Consider the following example:
You’re interested in the set of hosts that have a cpu.idle of more than 50 and a build.version equal to 1000. You start with a set of hosts and run the following query:
(ts(cpu.idle) > 50) and (ts(build.version) = 1000)
The following series are returned by the first part of the query, (cpu.idle) > 50:
| Source | Datacenter | Stage |
|---|---|---|
| host-1 | [dc=Oregon] | [stage=prod] |
| host-2 | [dc=Oregon] | [stage=prod] |
| host-3 | [dc=Oregon] | [stage=test] |
| host-1 | [dc=NY] | [stage=prod] |
| host-2 | [dc=NY] | [stage=prod] |
| host-3 | [dc=NY] | [stage=test] |
The following series are returned by the second part of the query, (build.version) = 1000
| Source | Stage |
|---|---|
| host-1 | [stage=prod] |
| host-1 | [stage=dev] |
| host-2 | [stage=prod] |
| host-2 | [stage=dev] |
| host-3 | [stage=test] |
| host-3 | [stage=dev] |
It seems like an operation on these two series should yield a result, but the query with the AND operator above returns NO DATA because the dc tag cannot be matched on both sides of the expression.
In this example, while there is a host-1 on both sides of the operation, the first part of the query maps to two different hosts named host-1. There’s no guidance on which of these 2 hosts to pick, so the system doesn’t pick one.
You can use the by query language keyword to specify the point tag(s) to map by. For the example above, you can expand the query as follows:
(ts(cpu.idle) > 50) and by (stage, source) (ts(build.version) = 10000)
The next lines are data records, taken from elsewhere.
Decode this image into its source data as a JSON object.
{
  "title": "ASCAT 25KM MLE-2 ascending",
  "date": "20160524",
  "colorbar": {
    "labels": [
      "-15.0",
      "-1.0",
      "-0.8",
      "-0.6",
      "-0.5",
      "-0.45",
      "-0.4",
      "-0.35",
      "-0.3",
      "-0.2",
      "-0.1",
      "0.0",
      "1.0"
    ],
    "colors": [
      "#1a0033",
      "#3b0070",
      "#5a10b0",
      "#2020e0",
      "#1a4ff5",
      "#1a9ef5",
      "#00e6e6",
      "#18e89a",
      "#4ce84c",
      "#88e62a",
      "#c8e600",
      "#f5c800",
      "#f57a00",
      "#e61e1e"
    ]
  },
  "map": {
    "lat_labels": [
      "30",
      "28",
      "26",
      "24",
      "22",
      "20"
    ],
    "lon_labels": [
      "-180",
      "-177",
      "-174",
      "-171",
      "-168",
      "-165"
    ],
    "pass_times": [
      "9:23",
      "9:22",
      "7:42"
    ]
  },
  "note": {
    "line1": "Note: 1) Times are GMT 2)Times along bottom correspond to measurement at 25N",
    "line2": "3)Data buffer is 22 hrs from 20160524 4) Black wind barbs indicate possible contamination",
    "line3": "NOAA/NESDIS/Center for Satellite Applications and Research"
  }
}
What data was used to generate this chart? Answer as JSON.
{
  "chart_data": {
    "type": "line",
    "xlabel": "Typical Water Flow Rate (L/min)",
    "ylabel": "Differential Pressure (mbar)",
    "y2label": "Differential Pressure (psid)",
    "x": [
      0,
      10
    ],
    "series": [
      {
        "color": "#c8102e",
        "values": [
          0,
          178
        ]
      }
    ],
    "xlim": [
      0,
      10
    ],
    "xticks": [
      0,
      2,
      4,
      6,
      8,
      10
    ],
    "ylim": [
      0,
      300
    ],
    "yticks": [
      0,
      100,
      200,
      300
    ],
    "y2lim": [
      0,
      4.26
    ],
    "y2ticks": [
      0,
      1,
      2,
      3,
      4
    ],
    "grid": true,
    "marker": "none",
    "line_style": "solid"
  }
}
With this addition, the query returns the following 6 series, joined with the elements on the right.
| Series | Joined With |
|---|---|
cpu.idle host=”host-1” dc=Oregon stage=prod |
build.version host=”host-1” stage=prod |
cpu.idle host=”host-2” dc=Oregon stage=prod |
build.version host=”host-2” stage=prod |
cpu.idle host=”host-3” dc=Oregon stage=test |
build.version host=”host-3” stage=test |
cpu.idle host=”host-1” dc=ny stage=prod |
build.version host=”host-1” stage=prod |
cpu.idle host=”host-2” dc=ny stage=prod |
build.version host=”host-2” stage=prod |
cpu.idle host=”host-3” dc=ny stage=test |
build.version host=”host-3” stage=test |
Automatic Query Flip
Wavefront automatically flips the query to have the more detailed side of the join be the driver. In the example above, that is the cpu.idle part of the query.